Kangaroos may not be such low-emission marsupials as some previously thought, the researchers find.
In a paper – published Wednesday in the Journal of Experimental Biology – Dr. Adam Munn, a zoologist at the University of Wollongong’s School of Biological Sciences in Australia and his colleagues wrote that, although cows and sheep produce more greenhouse gasses than kangaroos, it seems as though Australia’s iconic marsupials are not that special after all.
Dr. Munn said that although kangaroos are low-methane, they are not any lower than other non-ruminant herbivores.
According to the Food and Agriculture Organization of the United Nations, livestock is responsible for about 14.5 percent of all greenhouse gas emissions across the globe. Of those gasses, 44 percent consist of methane.
The fermentation digestive process of ruminants, accounts for approximately 39 percent of all the livestock greenhouse gas emissions.
It is unclear whether scientist can use “the microbial population from the gut of kangaroos and if they could be transplanted into sheep and cattle to try and reduce the methane emissions from those animals,” Dr. Munn said.
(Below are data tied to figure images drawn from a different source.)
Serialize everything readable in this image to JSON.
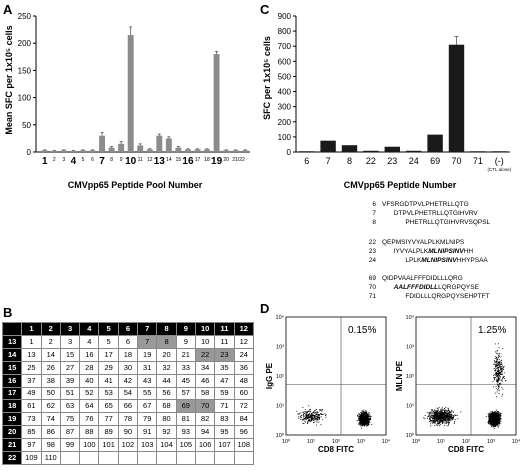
{
  "panel_labels": [
    "A",
    "C",
    "B",
    "D"
  ],
  "chart_data": [
    {
      "type": "bar",
      "panel": "A",
      "ylabel": "Mean SFC per 1x10⁵ cells",
      "xlabel": "CMVpp65 Peptide Pool Number",
      "ylim": [
        0,
        250
      ],
      "yticks": [
        0,
        50,
        100,
        150,
        200,
        250
      ],
      "categories": [
        "1",
        "2",
        "3",
        "4",
        "5",
        "6",
        "7",
        "8",
        "9",
        "10",
        "11",
        "12",
        "13",
        "14",
        "15",
        "16",
        "17",
        "18",
        "19",
        "20",
        "21",
        "22"
      ],
      "values": [
        3,
        2,
        3,
        2,
        3,
        3,
        30,
        8,
        15,
        215,
        12,
        5,
        30,
        25,
        8,
        5,
        5,
        5,
        180,
        3,
        3,
        3
      ],
      "errors": [
        1,
        1,
        1,
        1,
        1,
        1,
        6,
        2,
        4,
        15,
        3,
        1,
        3,
        3,
        2,
        1,
        1,
        1,
        5,
        1,
        1,
        1
      ],
      "tick_labels": [
        "1",
        "2",
        "3",
        "4",
        "5",
        "6",
        "7",
        "8",
        "9",
        "10",
        "11",
        "12",
        "13",
        "14",
        "15",
        "16",
        "17",
        "18",
        "19",
        "20",
        "21/22"
      ],
      "large_tick_labels": [
        "1",
        "4",
        "7",
        "10",
        "13",
        "16",
        "19"
      ]
    },
    {
      "type": "bar",
      "panel": "C",
      "ylabel": "SFC per 1x10⁵ cells",
      "xlabel": "CMVpp65 Peptide Number",
      "ylim": [
        0,
        900
      ],
      "yticks": [
        0,
        100,
        200,
        300,
        400,
        500,
        600,
        700,
        800,
        900
      ],
      "categories": [
        "6",
        "7",
        "8",
        "22",
        "23",
        "24",
        "69",
        "70",
        "71",
        "(-)"
      ],
      "values": [
        5,
        75,
        45,
        8,
        35,
        8,
        115,
        710,
        5,
        5
      ],
      "errors": [
        0,
        0,
        0,
        0,
        0,
        0,
        0,
        55,
        0,
        0
      ],
      "ctl_note": "(CTL alone)"
    },
    {
      "type": "table",
      "panel": "B",
      "col_headers": [
        "1",
        "2",
        "3",
        "4",
        "5",
        "6",
        "7",
        "8",
        "9",
        "10",
        "11",
        "12"
      ],
      "row_headers": [
        "13",
        "14",
        "15",
        "16",
        "17",
        "18",
        "19",
        "20",
        "21",
        "22"
      ],
      "rows": [
        [
          "1",
          "2",
          "3",
          "4",
          "5",
          "6",
          "7",
          "8",
          "9",
          "10",
          "11",
          "12"
        ],
        [
          "13",
          "14",
          "15",
          "16",
          "17",
          "18",
          "19",
          "20",
          "21",
          "22",
          "23",
          "24"
        ],
        [
          "25",
          "26",
          "27",
          "28",
          "29",
          "30",
          "31",
          "32",
          "33",
          "34",
          "35",
          "36"
        ],
        [
          "37",
          "38",
          "39",
          "40",
          "41",
          "42",
          "43",
          "44",
          "45",
          "46",
          "47",
          "48"
        ],
        [
          "49",
          "50",
          "51",
          "52",
          "53",
          "54",
          "55",
          "56",
          "57",
          "58",
          "59",
          "60"
        ],
        [
          "61",
          "62",
          "63",
          "64",
          "65",
          "66",
          "67",
          "68",
          "69",
          "70",
          "71",
          "72"
        ],
        [
          "73",
          "74",
          "75",
          "76",
          "77",
          "78",
          "79",
          "80",
          "81",
          "82",
          "83",
          "84"
        ],
        [
          "85",
          "86",
          "87",
          "88",
          "89",
          "90",
          "91",
          "92",
          "93",
          "94",
          "95",
          "96"
        ],
        [
          "97",
          "98",
          "99",
          "100",
          "101",
          "102",
          "103",
          "104",
          "105",
          "106",
          "107",
          "108"
        ],
        [
          "109",
          "110",
          "",
          "",
          "",
          "",
          "",
          "",
          "",
          "",
          "",
          ""
        ]
      ],
      "highlighted": [
        "7",
        "8",
        "22",
        "23",
        "69",
        "70"
      ]
    },
    {
      "type": "scatter",
      "panel": "D",
      "plots": [
        {
          "ylabel": "IgG PE",
          "xlabel": "CD8 FITC",
          "percent": "0.15%"
        },
        {
          "ylabel": "MLN PE",
          "xlabel": "CD8 FITC",
          "percent": "1.25%"
        }
      ],
      "axis_ticks": [
        "10⁰",
        "10¹",
        "10²",
        "10³",
        "10⁴"
      ]
    }
  ],
  "sequences": [
    {
      "num": "6",
      "seq": "VFSRGDTPVLPHETRLLQTG"
    },
    {
      "num": "7",
      "seq": "DTPVLPHETRLLQTGIHVRV"
    },
    {
      "num": "8",
      "seq": "PHETRLLQTGIHVRVSQPSL"
    },
    {
      "num": "22",
      "seq": "QEPMSIYVYALPLKMLNIPS"
    },
    {
      "num": "23",
      "pre": "IYVYALPLK",
      "bold": "MLNIPSINV",
      "post": "HH"
    },
    {
      "num": "24",
      "pre": "LPLK",
      "bold": "MLNIPSINV",
      "post": "HHYPSAA"
    },
    {
      "num": "69",
      "seq": "QIDPVAALFFFDIDLLLQRG"
    },
    {
      "num": "70",
      "pre": "",
      "bold": "AALFFFDIDLL",
      "post": "LQRGPQYSE"
    },
    {
      "num": "71",
      "seq": "FDIDLLLQRGPQYSEHPTFT"
    }
  ]
}
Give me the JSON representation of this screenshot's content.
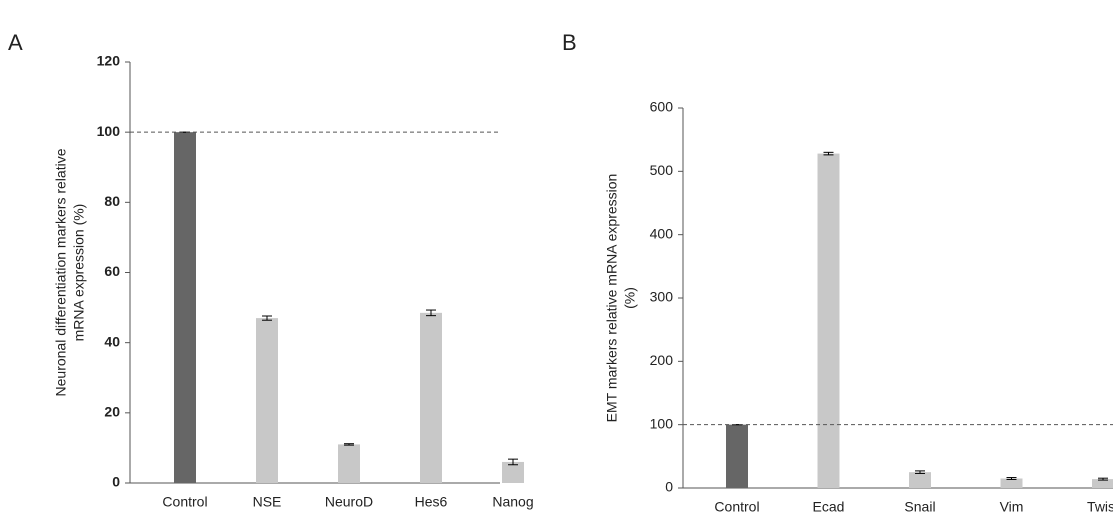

However, those microbes may not help that much because the lower methane emissions may actually be linked to the way in which kangaroos digest their food, rather than what microbes reside in their guts, Dr. Munn and his colleagues suggest.
In cows and sheep, the food first goes to the rumen (a big vat) and then a lengthy digestion process begins. The food leaves the big vat once it is broken into tiny particles, when fluid and food particles move together through the gut, Dr. Munn explained.
In kangaroos, the food particles stay in the foregut while the fluids move along. The process is a lot faster, which means that microbes do not have time to move to their adult stage as quickly as in cows or sheep.
To find this, the researchers conducted a study in which they placed individual kangaroos in separate chambers in which there was an in-and-out flow of air that was being monitored and analysed. The kangaroos were given two meals that had different sizes. According to the findings, kangaroos produced more methane when they ate less food.
Scientists say that this shift probably occurred because when more food was packed into the kangaroos’ foreguts, more fluid was forced out, which means that the microbes had a lot less time to mature and generate methane.